Fortinet has patched this firewall multiple times. They've patched vulnerabilities with their firewalls but this particular one that's this CVE-2018-13379 happened in 2018. It's been patched pretty much ever since. So, going on four years now for this vulnerability, and it's still one of the top exploits today, and still one of the main reasons why companies are getting ransomware today.
To briefly note there are other common things that are out there as well. For example, Sitecore XP, which has been a vulnerability since last year, ForgeRock OpenAM Server, Accellion FTA, VMware vCenter Server, which is also an exploit from 2021, that allows basically cyber criminals to deploy ransomware. If you have a VMware environment, if they can get on that host machine, which can result in a big attack. Cyber experts have seen this multiple times where cyber criminals hit the Fortinet firewall and then immediately go looking for VMware servers. Also, if VMware servers are not up to date, they're hitting those and encrypting it very, very, very quickly.

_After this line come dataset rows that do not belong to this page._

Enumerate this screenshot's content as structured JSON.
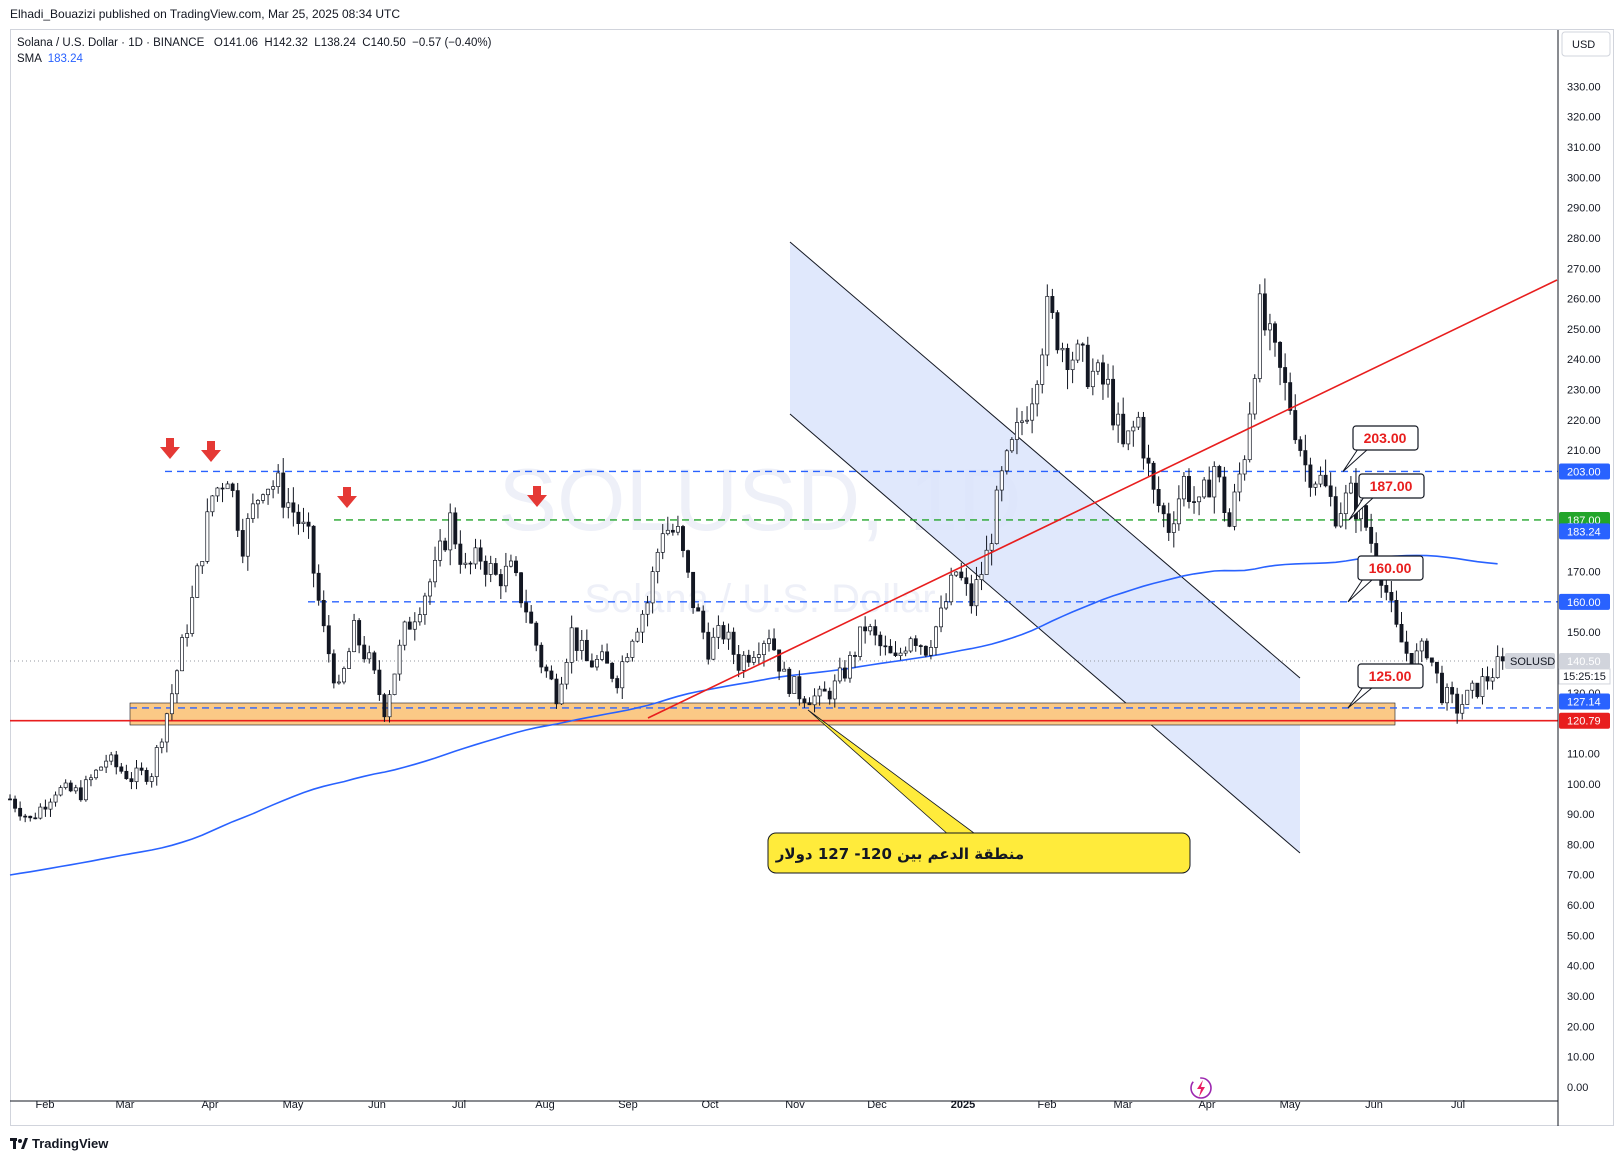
{
  "header": {
    "published": "Elhadi_Bouazizi published on TradingView.com, Mar 25, 2025 08:34 UTC"
  },
  "legend": {
    "symbol": "Solana / U.S. Dollar · 1D · BINANCE",
    "o_label": "O",
    "o": "141.06",
    "h_label": "H",
    "h": "142.32",
    "l_label": "L",
    "l": "138.24",
    "c_label": "C",
    "c": "140.50",
    "change": "−0.57 (−0.40%)",
    "sma_label": "SMA",
    "sma_value": "183.24"
  },
  "watermark": {
    "main": "SOLUSD, 1D",
    "sub": "Solana / U.S. Dollar"
  },
  "footer": {
    "brand": "TradingView"
  },
  "colors": {
    "up_candle": "#ffffff",
    "candle_border": "#131722",
    "sma": "#2962ff",
    "channel_fill": "#dbe4fb",
    "trendline": "#e81e1e",
    "support_zone": "#fbc986",
    "level_blue": "#2962ff",
    "level_green": "#22a52a",
    "callout_fill": "#ffeb3b",
    "arrow_red": "#e53935"
  },
  "chart_data": {
    "type": "candlestick",
    "symbol": "SOLUSD",
    "timeframe": "1D",
    "currency": "USD",
    "ylim": [
      0,
      340
    ],
    "y_ticks": [
      0,
      10,
      20,
      30,
      40,
      50,
      60,
      70,
      80,
      90,
      100,
      110,
      120,
      130,
      150,
      170,
      210,
      220,
      230,
      240,
      250,
      260,
      270,
      280,
      290,
      300,
      310,
      320,
      330
    ],
    "x_ticks": [
      "Feb",
      "Mar",
      "Apr",
      "May",
      "Jun",
      "Jul",
      "Aug",
      "Sep",
      "Oct",
      "Nov",
      "Dec",
      "2025",
      "Feb",
      "Mar",
      "Apr",
      "May",
      "Jun",
      "Jul"
    ],
    "price_path": [
      [
        0,
        95
      ],
      [
        4,
        88
      ],
      [
        9,
        98
      ],
      [
        14,
        97
      ],
      [
        19,
        108
      ],
      [
        24,
        102
      ],
      [
        28,
        104
      ],
      [
        32,
        130
      ],
      [
        36,
        160
      ],
      [
        40,
        195
      ],
      [
        43,
        203
      ],
      [
        46,
        180
      ],
      [
        50,
        200
      ],
      [
        53,
        198
      ],
      [
        56,
        190
      ],
      [
        59,
        180
      ],
      [
        62,
        150
      ],
      [
        65,
        130
      ],
      [
        68,
        150
      ],
      [
        71,
        140
      ],
      [
        74,
        125
      ],
      [
        78,
        150
      ],
      [
        81,
        160
      ],
      [
        84,
        170
      ],
      [
        87,
        187
      ],
      [
        90,
        170
      ],
      [
        93,
        175
      ],
      [
        96,
        168
      ],
      [
        99,
        170
      ],
      [
        102,
        158
      ],
      [
        105,
        140
      ],
      [
        108,
        130
      ],
      [
        111,
        150
      ],
      [
        114,
        140
      ],
      [
        117,
        140
      ],
      [
        120,
        135
      ],
      [
        123,
        150
      ],
      [
        126,
        160
      ],
      [
        129,
        185
      ],
      [
        132,
        182
      ],
      [
        135,
        160
      ],
      [
        138,
        145
      ],
      [
        141,
        150
      ],
      [
        144,
        140
      ],
      [
        147,
        145
      ],
      [
        150,
        150
      ],
      [
        153,
        135
      ],
      [
        156,
        130
      ],
      [
        160,
        128
      ],
      [
        163,
        132
      ],
      [
        166,
        140
      ],
      [
        169,
        152
      ],
      [
        172,
        145
      ],
      [
        175,
        140
      ],
      [
        178,
        150
      ],
      [
        181,
        145
      ],
      [
        184,
        155
      ],
      [
        187,
        170
      ],
      [
        190,
        160
      ],
      [
        193,
        175
      ],
      [
        196,
        200
      ],
      [
        199,
        215
      ],
      [
        202,
        230
      ],
      [
        205,
        255
      ],
      [
        208,
        245
      ],
      [
        211,
        240
      ],
      [
        214,
        235
      ],
      [
        217,
        230
      ],
      [
        220,
        210
      ],
      [
        223,
        220
      ],
      [
        226,
        195
      ],
      [
        229,
        185
      ],
      [
        232,
        200
      ],
      [
        235,
        190
      ],
      [
        238,
        205
      ],
      [
        241,
        185
      ],
      [
        244,
        210
      ],
      [
        247,
        255
      ],
      [
        250,
        240
      ],
      [
        253,
        225
      ],
      [
        256,
        205
      ],
      [
        259,
        200
      ],
      [
        262,
        190
      ],
      [
        265,
        195
      ],
      [
        268,
        185
      ],
      [
        271,
        170
      ],
      [
        274,
        150
      ],
      [
        277,
        140
      ],
      [
        280,
        145
      ],
      [
        283,
        130
      ],
      [
        286,
        125
      ],
      [
        289,
        130
      ],
      [
        292,
        135
      ],
      [
        295,
        140.5
      ]
    ],
    "sma": {
      "name": "SMA",
      "value": 183.24
    },
    "levels": [
      {
        "label": "203.00",
        "value": 203.0,
        "style": "dashed-blue"
      },
      {
        "label": "187.00",
        "value": 187.0,
        "style": "dashed-green"
      },
      {
        "label": "160.00",
        "value": 160.0,
        "style": "dashed-blue"
      },
      {
        "label": "125.00",
        "value": 125.0,
        "style": "dashed-blue"
      }
    ],
    "price_tags": [
      {
        "label": "203.00",
        "value": 203.0,
        "color": "#2962ff"
      },
      {
        "label": "187.00",
        "value": 187.0,
        "color": "#22a52a"
      },
      {
        "label": "183.24",
        "value": 183.24,
        "color": "#2962ff"
      },
      {
        "label": "160.00",
        "value": 160.0,
        "color": "#2962ff"
      },
      {
        "label": "140.50",
        "value": 140.5,
        "color": "#d1d4dc"
      },
      {
        "label": "127.14",
        "value": 127.14,
        "color": "#2962ff"
      },
      {
        "label": "120.79",
        "value": 120.79,
        "color": "#e81e1e"
      }
    ],
    "current_tag": {
      "symbol": "SOLUSD",
      "price": "140.50",
      "countdown": "15:25:15"
    },
    "support_zone": [
      120.79,
      127.14
    ],
    "annotation": "منطقة الدعم بين 120- 127 دولار",
    "callouts": [
      "203.00",
      "187.00",
      "160.00",
      "125.00"
    ]
  }
}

SonicWall is another firewall similar to Fortinet, another vulnerability that was patched in 2021 there. A couple other Principal or WindowsPrincipal or vulnerabilities that have been since patched by Microsoft. QNAP devices, which is from 2020 that is still ongoing. QNAP devices are NAS storage devices on networks. You can find more on this on Xact I.T. Solutions YouTube channel.
Citrix Gateway Application Delivery Controller is another vulnerability from 2019 that's still out there being actively exploited because people are not updating their Citrix.
Lastly, Microsoft Office back in 2017 is still being exploited with major vulnerability. They are using things like macros and remote code execution. Also, if you don't know what that means, it means that if someone can get a file on your computer and that person can get it to execute, and can remotely access your computer by just opening it. Microsoft has since patched these holes in their software, so these things can no longer happen. That's essentially what all of these patches do.
All of these patches prevent hackers from being able to take over your system through known vulnerabilities, which is why patch management, having a patch management plan, and making sure that your patches are being done and auditing the fact that they are done. You don't want to go in the honor system with this stuff. There are tools that will scan your network that will let you know that these vulnerabilities exist and live on your network. If somebody were to gain access, they would be able to use these exploits or these vulnerabilities to move further, or actually deploy ransomware in your environment.